Équiper les êtres humains d’outils et de technologies modifie la relation entre l’existence naturelle et culturelle de l’humanité avec chaque innovation majeure. Pour visualiser cette idée, l’artiste fait référence à l’œuvre de Ernst Haeckel, Stammbaum des Menschen (Généalogie de l’homme). Dans son Anthropogénie (1874), le partisan de l’évolution darwinienne expose une histoire évolutive complexe de l’humanité.
Depuis l’année 2000, une collection des premières neuro-puces unicellulaires et multicellulaires s’est formée, représentant les diverses étapes de l’hybridation évolutive entre l’homme et la technologie. 36 de ces neuro-puces forment le Stammbaum des Neurochips.
La logique de cette généalogie soulève la question : ces puces représentent-elles des possibilités médico-technologiques de restitution pour les personnes blessées, ou possèdent-elles un potentiel évolutif pour « Homo protheticus », atteignant un nouveau stade de l’évolution humaine ?
ZBYNĚK BALADRÁN DIDEROT’S DREAM, 2014
Vidéo, couleur, son, 13’28 » min.
Le film essai de Zbyněk Baladrán est l’œuvre finale marquant la fin du parcours de l’exposition.
Avec LE RÊVE DE DIDEROT, Baladrán approfondit les questions concernant la compréhension du monde, un sujet qu’il avait initialement abordé dans son œuvre MODÈLE DE L’UNIVERS.
S’inspirant des dialogues de Platon et des Lumières du XVIIIe siècle, une conversation écrite entre deux partenaires non identifiés a lieu. Les interlocuteurs spéculent sur des modes de cognition au-delà des connaissances prouvées, et finissent par se demander si toute conscience pourrait être un immense rêve. Le rêve humain est-il donc plus qu’un déni de la réalité ou peut-être un processus mental de production d’images qui ouvre la voie à la connaissance ?

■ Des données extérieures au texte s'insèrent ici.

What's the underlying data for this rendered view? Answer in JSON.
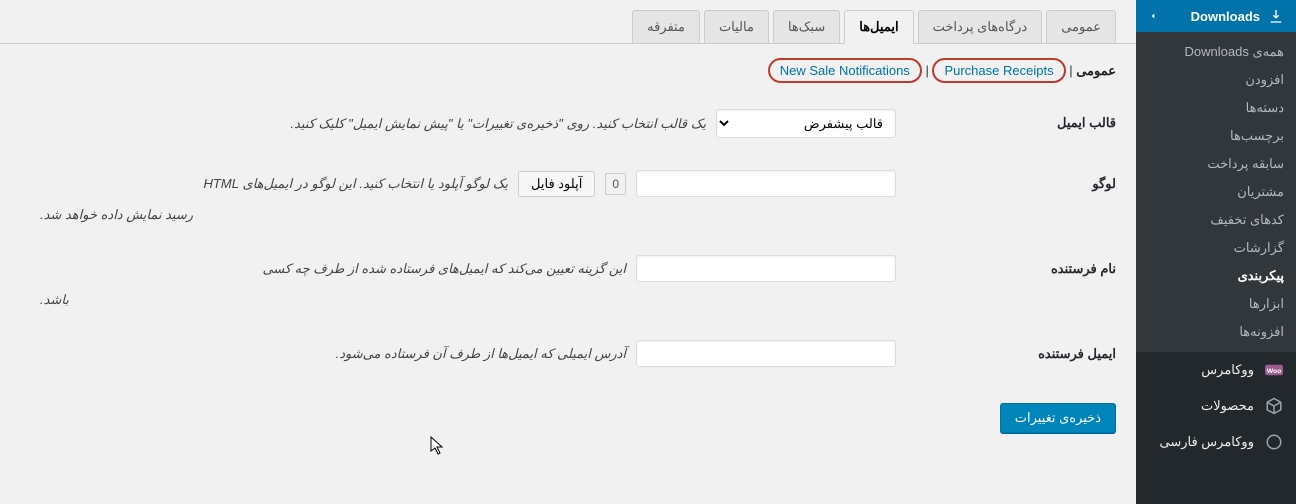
{
  "sidebar": {
    "header": "Downloads",
    "submenu": [
      {
        "label": "همه‌ی Downloads",
        "active": false
      },
      {
        "label": "افزودن",
        "active": false
      },
      {
        "label": "دسته‌ها",
        "active": false
      },
      {
        "label": "برچسب‌ها",
        "active": false
      },
      {
        "label": "سابقه پرداخت",
        "active": false
      },
      {
        "label": "مشتریان",
        "active": false
      },
      {
        "label": "کدهای تخفیف",
        "active": false
      },
      {
        "label": "گزارشات",
        "active": false
      },
      {
        "label": "پیکربندی",
        "active": true
      },
      {
        "label": "ابزارها",
        "active": false
      },
      {
        "label": "افزونه‌ها",
        "active": false
      }
    ],
    "main_menu": [
      {
        "label": "ووکامرس",
        "icon": "woo"
      },
      {
        "label": "محصولات",
        "icon": "package"
      },
      {
        "label": "ووکامرس فارسی",
        "icon": "woo2"
      }
    ]
  },
  "tabs": [
    {
      "label": "عمومی",
      "active": false
    },
    {
      "label": "درگاه‌های پرداخت",
      "active": false
    },
    {
      "label": "ایمیل‌ها",
      "active": true
    },
    {
      "label": "سبک‌ها",
      "active": false
    },
    {
      "label": "مالیات",
      "active": false
    },
    {
      "label": "متفرقه",
      "active": false
    }
  ],
  "subsection": {
    "general": "عمومی",
    "link1": "Purchase Receipts",
    "sep": "|",
    "link2": "New Sale Notifications"
  },
  "form": {
    "template": {
      "label": "قالب ایمیل",
      "selected": "قالب پیشفرض",
      "desc": "یک قالب انتخاب کنید. روی \"ذخیره‌ی تغییرات\" یا \"پیش نمایش ایمیل\" کلیک کنید."
    },
    "logo": {
      "label": "لوگو",
      "upload_btn": "آپلود فایل",
      "file_count": "0",
      "desc": "یک لوگو آپلود یا انتخاب کنید. این لوگو در ایمیل‌های HTML",
      "desc2": "رسید نمایش داده خواهد شد."
    },
    "from_name": {
      "label": "نام فرستنده",
      "value": "",
      "desc": "این گزینه تعیین می‌کند که ایمیل‌های فرستاده شده از طرف چه کسی",
      "desc2": "باشد."
    },
    "from_email": {
      "label": "ایمیل فرستنده",
      "value": "",
      "desc": "آدرس ایمیلی که ایمیل‌ها از طرف آن فرستاده می‌شود."
    },
    "save": "ذخیره‌ی تغییرات"
  }
}
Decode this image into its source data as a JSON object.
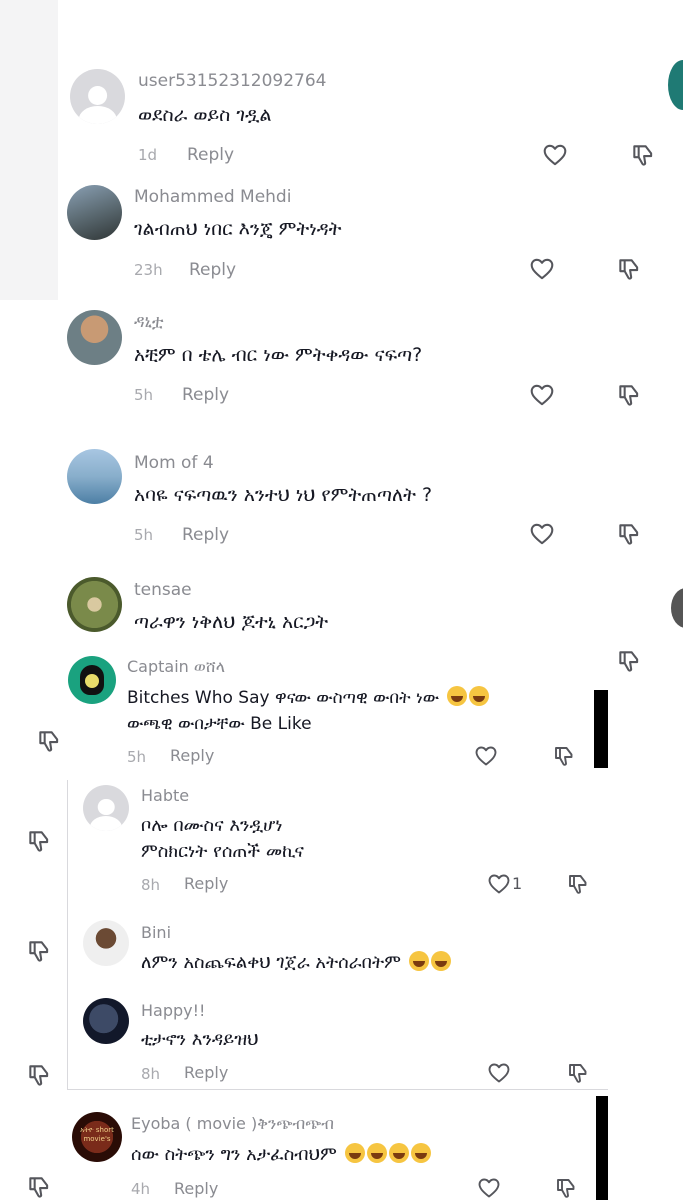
{
  "comments_back": [
    {
      "user": "user53152312092764",
      "text": "ወደስራ ወይስ ገዷል",
      "time": "1d",
      "reply": "Reply"
    },
    {
      "user": "Mohammed Mehdi",
      "text": "ገልብጠህ ነበር እንጄ ምትነዳት",
      "time": "23h",
      "reply": "Reply"
    },
    {
      "user": "ዳኒቷ",
      "text": "አቺም በ ቴሌ ብር ነው ምትቀዳው ናፍጣ?",
      "time": "5h",
      "reply": "Reply"
    },
    {
      "user": "Mom of 4",
      "text": "አባዬ ናፍጣዉን አንተህ ነህ የምትጠጣለት ?",
      "time": "5h",
      "reply": "Reply"
    },
    {
      "user": "tensae",
      "text": "ጣራዋን ነቅለህ ጆተኒ አርጋት"
    }
  ],
  "comment_main": {
    "user": "Captain ወሸላ",
    "text_line1": "Bitches Who Say ዋናው ውስጣዊ ውበት ነው",
    "text_line2": "ውጫዊ ውበታቸው Be Like",
    "time": "5h",
    "reply": "Reply"
  },
  "replies": [
    {
      "user": "Habte",
      "text_line1": "ቦሎ በሙስና እንዷሆነ",
      "text_line2": "ምስክርነት የሰጠች መኪና",
      "time": "8h",
      "reply": "Reply",
      "likes": "1"
    },
    {
      "user": "Bini",
      "text": "ለምን አስጨፍልቀህ ገጀራ አትሰራበትም"
    },
    {
      "user": "Happy!!",
      "text": "ቲታኖን እንዳይዝህ",
      "time": "8h",
      "reply": "Reply"
    }
  ],
  "comment_bottom": {
    "user": "Eyoba ( movie )ቅንጭብጭብ",
    "avatar_text": "አትዮ short movie's",
    "text": "ሰው ስትጭን ግን አታፈስብህም",
    "time": "4h",
    "reply": "Reply"
  },
  "icons": [
    "heart-icon",
    "dislike-icon",
    "profile-placeholder-icon"
  ],
  "colors": {
    "text": "#161823",
    "muted": "#8a8b91",
    "time": "#a8a9ae",
    "emoji": "#f6c541"
  }
}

La vidéo s’adresse aux spectateurs en tant que tiers possibles qui pourraient enrichir la conversation avec leurs réflexions et objections. Toute la pensée et la parole se déroulent sur fond d’un horizon cosmique nocturne sombre.
Le silence éternel de l’espace infini, qui terrifiait le savant du XVIIe siècle Blaise Pascal, est rempli d’un bruit de fond dans l’espace pictural de Baladrán. Le rayonnement cosmique de fond des premiers jours de l’univers – le Big Bang – se fond dans les sons de photographies brûlantes. Des motifs de la vague de migration de masse de 2014 apparaissent sur des supports d’images éphémères.
L’artiste a ajouté à la main des termes anthropologiques centraux: « tête» « jambes» « mains» «parole» « œil »…
Enregistrons- nous la désintégration des impressions dans la lumière éblouissante comme un mélancolique memento mori ?
Je vous l’avais bien dit, cette exposition est déroutante. Mais, incontestablement, elle vaut le détour et mérite que l’on s’y attarde.
INFOS PRATIQUES
THE NEXT RENAISSANCE. LE GÔUT DE L’INVISIBLE
du 13/05 au 27/08/2024
Goethe-Institut de Paris
17 avenue d’Iéna
75116 Paris
En coopération avec
ZKM | Zentrum für Kunst und Medien Karlsruhe
Commissaire de l’exposition Anett Holzheid
Avec des œuvres de Zbyněk Baladràn (Tchéquie), Thijs Biersteker (Pays-Bas), Michèle Boulogne (Pays-Bas), Thomas Feuerstein (Autriche), Linu Grönlund & Okku Nuutilainen (Finlande), Rafael Lozano-Hemmer (Canada),Manfred P. Kage (Allemagne), Egór Kraft (Autriche/Allemagne/Japon), Dorcas Müller (Allemagne), Joel Ong (Canada), Jean Painlevé (France), Helen Pynor (Australie) et Joel Sherwood-Spring (Australie)
À propos de Goethe-Institut
Le Goethe-Institut est l’institut culturel de la République fédérale d’Allemagne actif au niveau mondial. Il promeut la connaissance de la langue allemande à l’étranger et entretient des collaborations culturelles internationales. L’institut de Paris promeut la langue allemande, organise de nombreux événements culturels et dispose d’une importante bibliothèque. Dans le cadre de ses projets, il travaille en étroite collaboration avec des partenaires français et européens en mettant constamment le dialogue interculturel au premier plan. Son département culturel propose un large choix de manifestations dans les domaines du cinéma, des arts plastiques, de la musique, du théâtre, de la danse et de la littérature. Les débats qu’ils organisent sont l’occasion de discuter de thèmes d’actualité, traités sous un éclairage allemand, français ou européen.